İNSANI YAŞAT Kİ DEVLET YAŞASIN!!!
Ülke olarak ne yazık ki zorlu günlerden geçiyoruz. Memurundan esnafına, esnafından çiftçisine her sektör enflasyon darbesi ile boğuşuyor. Ama ne garip ki enflasyonun neden yüksek olduğu üzerine hiç konuşmuyoruz. Temel mal ve hizmet üreticileri emeğini korumak için kolay yol olarak arz kısıtlamasına gidiyor. Alın teri döküp helalinden rızkının peşine düşen satıcı ve sağlayıcılar ise yanlış ve adaletsiz politikalar yüzünden emeğinin karşılığını alamıyor. Bu kadar adaletsiz bir düzen içerisinde de haliyle hem ÜFE hem de TÜFE tarafında zorlu süreçlerden geçiyoruz. Biliyoruz ki her sektörün bir lobisi, bir tezgâhı var. Ancak bu lobiler hakkıyla evine ekmek götürmek isteyenlerden değil, rüşvet yedirenden, haksız kazanç sağlama gayesi ile hareket edenden ve Ankara’da dayısı olanlardan oluşuyor bu düzende ise zengin iyice zenginleşiyor fakir ise bir lokma ekmeğe muhtaç olacak hale geliyor.
Memleketimizde bir semt pazarına gittiğimde satıcının ürünü satmak yerine çöpe atmayı, taksicinin yolcu almak yerine durakta dinlenmeyi daha karlı bulduğunu görüyorum.
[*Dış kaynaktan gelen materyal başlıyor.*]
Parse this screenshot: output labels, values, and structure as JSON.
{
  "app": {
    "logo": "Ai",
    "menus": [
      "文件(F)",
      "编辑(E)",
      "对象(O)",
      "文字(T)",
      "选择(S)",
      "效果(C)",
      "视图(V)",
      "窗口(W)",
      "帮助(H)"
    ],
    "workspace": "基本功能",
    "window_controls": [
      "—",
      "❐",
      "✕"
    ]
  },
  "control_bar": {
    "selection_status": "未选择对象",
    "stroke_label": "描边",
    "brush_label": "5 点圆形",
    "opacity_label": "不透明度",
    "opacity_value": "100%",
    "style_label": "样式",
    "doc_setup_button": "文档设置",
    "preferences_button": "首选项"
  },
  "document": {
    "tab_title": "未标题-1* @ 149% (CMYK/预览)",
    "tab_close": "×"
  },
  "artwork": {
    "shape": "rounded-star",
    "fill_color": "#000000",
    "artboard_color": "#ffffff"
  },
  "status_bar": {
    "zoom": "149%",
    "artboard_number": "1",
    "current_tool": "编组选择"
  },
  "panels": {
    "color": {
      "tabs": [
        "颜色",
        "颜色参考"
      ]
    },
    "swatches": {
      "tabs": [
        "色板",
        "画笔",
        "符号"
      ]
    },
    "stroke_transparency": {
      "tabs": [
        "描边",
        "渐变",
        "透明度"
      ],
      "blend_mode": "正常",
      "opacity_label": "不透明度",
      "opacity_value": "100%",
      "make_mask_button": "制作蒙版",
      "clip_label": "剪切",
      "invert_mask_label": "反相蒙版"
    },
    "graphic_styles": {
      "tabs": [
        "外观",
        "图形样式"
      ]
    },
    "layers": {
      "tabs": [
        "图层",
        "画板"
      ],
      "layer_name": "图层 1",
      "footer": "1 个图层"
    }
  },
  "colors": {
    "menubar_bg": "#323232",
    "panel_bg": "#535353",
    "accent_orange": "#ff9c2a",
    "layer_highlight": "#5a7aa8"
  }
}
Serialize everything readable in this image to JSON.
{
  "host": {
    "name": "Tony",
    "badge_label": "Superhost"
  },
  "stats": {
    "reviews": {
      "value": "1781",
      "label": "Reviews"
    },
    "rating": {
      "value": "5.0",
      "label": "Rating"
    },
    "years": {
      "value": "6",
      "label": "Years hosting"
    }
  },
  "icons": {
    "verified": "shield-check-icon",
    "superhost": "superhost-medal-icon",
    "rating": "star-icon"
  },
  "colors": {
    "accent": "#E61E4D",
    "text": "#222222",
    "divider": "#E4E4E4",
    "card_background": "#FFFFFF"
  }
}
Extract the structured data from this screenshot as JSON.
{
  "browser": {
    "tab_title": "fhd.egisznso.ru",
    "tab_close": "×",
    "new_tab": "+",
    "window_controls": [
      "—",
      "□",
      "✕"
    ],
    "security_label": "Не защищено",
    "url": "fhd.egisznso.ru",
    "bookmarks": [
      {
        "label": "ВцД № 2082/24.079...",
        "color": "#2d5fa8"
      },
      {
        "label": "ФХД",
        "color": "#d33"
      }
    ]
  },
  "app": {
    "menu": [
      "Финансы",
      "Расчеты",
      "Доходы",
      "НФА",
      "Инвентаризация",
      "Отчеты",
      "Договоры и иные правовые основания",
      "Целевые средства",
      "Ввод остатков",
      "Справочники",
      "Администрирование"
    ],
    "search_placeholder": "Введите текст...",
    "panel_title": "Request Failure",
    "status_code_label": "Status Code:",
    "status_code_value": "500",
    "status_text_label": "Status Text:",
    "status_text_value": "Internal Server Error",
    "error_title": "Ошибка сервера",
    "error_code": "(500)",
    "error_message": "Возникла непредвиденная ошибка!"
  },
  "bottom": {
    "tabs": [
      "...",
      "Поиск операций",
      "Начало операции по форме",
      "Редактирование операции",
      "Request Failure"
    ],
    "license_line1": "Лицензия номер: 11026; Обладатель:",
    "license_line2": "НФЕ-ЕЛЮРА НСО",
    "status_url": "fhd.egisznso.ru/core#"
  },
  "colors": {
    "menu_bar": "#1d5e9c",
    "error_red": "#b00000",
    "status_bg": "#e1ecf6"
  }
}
Emeğin karşılığının alınmadığı her üretim netice itibariyle yok olmaya mahkûmdur. Bu yoklukla boğuşmak ise enflasyondur. Günümüz ekonomik krizinde Şeyh Edebali’nin “İnsanı yaşat ki devlet yaşasın” sözünü bu noktada yorumlanabilir görüyorum.
Diyorum ki; esnafı, çiftçiyi, hizmet üreticisini adilce yaşat, memnun et ki kurtulalım bu buhrandan artık. Son günlerde memur maaşları ve asgari ücrete zam yapılacağından bahsediliyor. Benim öngörüm ise bu zamların kısa vadeli çözümler olduğu uzun vadede enflasyonu düşüremedikten ve temel mal ve hizmet sağlayıcıyı desteklemedikten sonra bu zamların bir çözüm olmayacağıdır.